You’ve written your way out, broke through an audience’s veil, and made my journey in writing that much easier.
Here is one my previously published columns, featured in the April 2016 issue of the CU Denver Sentry.
Women in literature, cheers to you.
I’ve never handled poetry well. For an English major, that category of study has always been difficult for me in an embarrassing way. Aren’t all writers poets? I really wish that were the case. Sometimes I can scrape together poetic thoughts and create something legible, but the real hassle comes with picking apart pieces that others have written.
Analyzing poetry is like pulling teeth for me, as it is for many others. In an attempt to better myself, I’m enrolled in a 20th-century women poets course. So far, I’ve just been cursing writers specifically by name as they riddle me with complex, coarse, imagery-soaked stanzas.
They fought against boys-only topics and rules.
Yes, I’m talking to you, Rukeyser, Moore, and Rich.
Sometimes it takes a dozen re-readings for me to understand a single line of a poem, and it can be hard not to feel intellectually inferior. However, if there’s anything this class has taught me, it’s that poetry is not meant to be exclusive. The women I’m studying have shown that in the literary world, they were able to break down the barriers in front of them and take poetry as their own. They fought against sexism and stereotypes and boys-only topics and rules.
I might have a hard time identifying specific poetic form or unpacking the literary devices in each of their poems, but Sylvia Plath and Anne Sexton have taught me more than I could have anticipated.
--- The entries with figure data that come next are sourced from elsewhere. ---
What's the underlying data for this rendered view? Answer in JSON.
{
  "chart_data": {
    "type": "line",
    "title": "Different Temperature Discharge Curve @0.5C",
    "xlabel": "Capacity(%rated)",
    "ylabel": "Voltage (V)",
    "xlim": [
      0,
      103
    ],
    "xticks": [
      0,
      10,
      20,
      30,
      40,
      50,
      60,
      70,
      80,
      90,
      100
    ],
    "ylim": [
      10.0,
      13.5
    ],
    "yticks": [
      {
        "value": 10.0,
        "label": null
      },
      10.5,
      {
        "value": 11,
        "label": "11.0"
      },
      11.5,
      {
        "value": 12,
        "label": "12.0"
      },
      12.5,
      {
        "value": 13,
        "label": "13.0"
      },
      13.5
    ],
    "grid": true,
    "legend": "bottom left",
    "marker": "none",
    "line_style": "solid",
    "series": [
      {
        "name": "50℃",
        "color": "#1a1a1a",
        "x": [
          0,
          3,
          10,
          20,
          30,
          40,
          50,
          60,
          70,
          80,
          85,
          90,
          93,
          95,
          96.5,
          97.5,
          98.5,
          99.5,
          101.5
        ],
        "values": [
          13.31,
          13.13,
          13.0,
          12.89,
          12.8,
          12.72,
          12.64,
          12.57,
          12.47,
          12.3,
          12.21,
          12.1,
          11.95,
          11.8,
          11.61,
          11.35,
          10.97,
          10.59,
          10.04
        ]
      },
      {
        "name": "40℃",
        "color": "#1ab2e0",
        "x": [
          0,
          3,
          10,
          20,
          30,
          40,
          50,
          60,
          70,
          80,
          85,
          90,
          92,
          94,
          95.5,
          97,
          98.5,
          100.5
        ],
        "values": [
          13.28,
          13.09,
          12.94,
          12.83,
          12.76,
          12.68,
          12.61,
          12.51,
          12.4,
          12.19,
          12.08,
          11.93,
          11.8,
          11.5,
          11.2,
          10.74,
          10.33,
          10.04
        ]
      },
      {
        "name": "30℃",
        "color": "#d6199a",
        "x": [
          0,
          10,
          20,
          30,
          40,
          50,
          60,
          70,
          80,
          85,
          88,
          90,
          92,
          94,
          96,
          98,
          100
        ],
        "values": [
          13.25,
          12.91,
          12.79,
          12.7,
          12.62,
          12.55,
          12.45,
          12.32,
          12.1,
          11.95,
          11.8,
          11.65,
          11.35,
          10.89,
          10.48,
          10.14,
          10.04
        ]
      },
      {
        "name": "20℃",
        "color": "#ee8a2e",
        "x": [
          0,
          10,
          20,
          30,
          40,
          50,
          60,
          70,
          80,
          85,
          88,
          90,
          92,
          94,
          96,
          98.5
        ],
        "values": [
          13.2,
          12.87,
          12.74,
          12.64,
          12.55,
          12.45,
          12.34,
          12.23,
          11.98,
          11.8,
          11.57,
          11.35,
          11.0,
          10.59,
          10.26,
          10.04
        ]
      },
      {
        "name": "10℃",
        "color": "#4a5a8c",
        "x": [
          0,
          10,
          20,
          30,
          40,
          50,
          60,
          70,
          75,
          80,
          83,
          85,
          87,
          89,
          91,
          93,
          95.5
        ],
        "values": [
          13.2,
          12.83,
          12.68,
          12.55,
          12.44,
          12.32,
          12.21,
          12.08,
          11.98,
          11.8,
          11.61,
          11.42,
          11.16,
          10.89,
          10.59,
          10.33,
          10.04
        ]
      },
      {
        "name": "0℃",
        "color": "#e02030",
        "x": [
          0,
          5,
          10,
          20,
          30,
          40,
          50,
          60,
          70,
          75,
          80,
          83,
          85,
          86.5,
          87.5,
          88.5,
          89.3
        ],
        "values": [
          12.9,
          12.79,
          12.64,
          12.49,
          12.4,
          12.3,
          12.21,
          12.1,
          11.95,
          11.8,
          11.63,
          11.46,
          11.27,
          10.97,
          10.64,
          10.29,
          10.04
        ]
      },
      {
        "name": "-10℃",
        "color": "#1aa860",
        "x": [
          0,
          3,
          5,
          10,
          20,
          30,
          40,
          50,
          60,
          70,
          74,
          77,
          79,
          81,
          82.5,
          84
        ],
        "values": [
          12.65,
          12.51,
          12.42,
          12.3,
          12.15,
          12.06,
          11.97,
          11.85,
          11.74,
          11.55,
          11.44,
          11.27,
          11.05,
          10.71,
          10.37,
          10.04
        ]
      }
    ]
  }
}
They had the courage and drive to write about the topics no one thought they wanted to read: menstruation, abortion, adultery, addiction, and mental illness. They did it anyway, and changed the game.
Another poet, Elizabeth Bishop, spent 30 years writing and perfecting a poem about a moose crossing the road. Brilliant. She dedicated 30 years to her craft, which is a testament to hard work and dedication. And maybe, just maybe, the power of a woman’s drive.
At the end of the day, I’ll still struggle through reading poetry. I’ll choke out terms like enjambment and enactment and pretend to belong. More importantly, I’ll work to channel my inner 20th-century woman poet and never give up.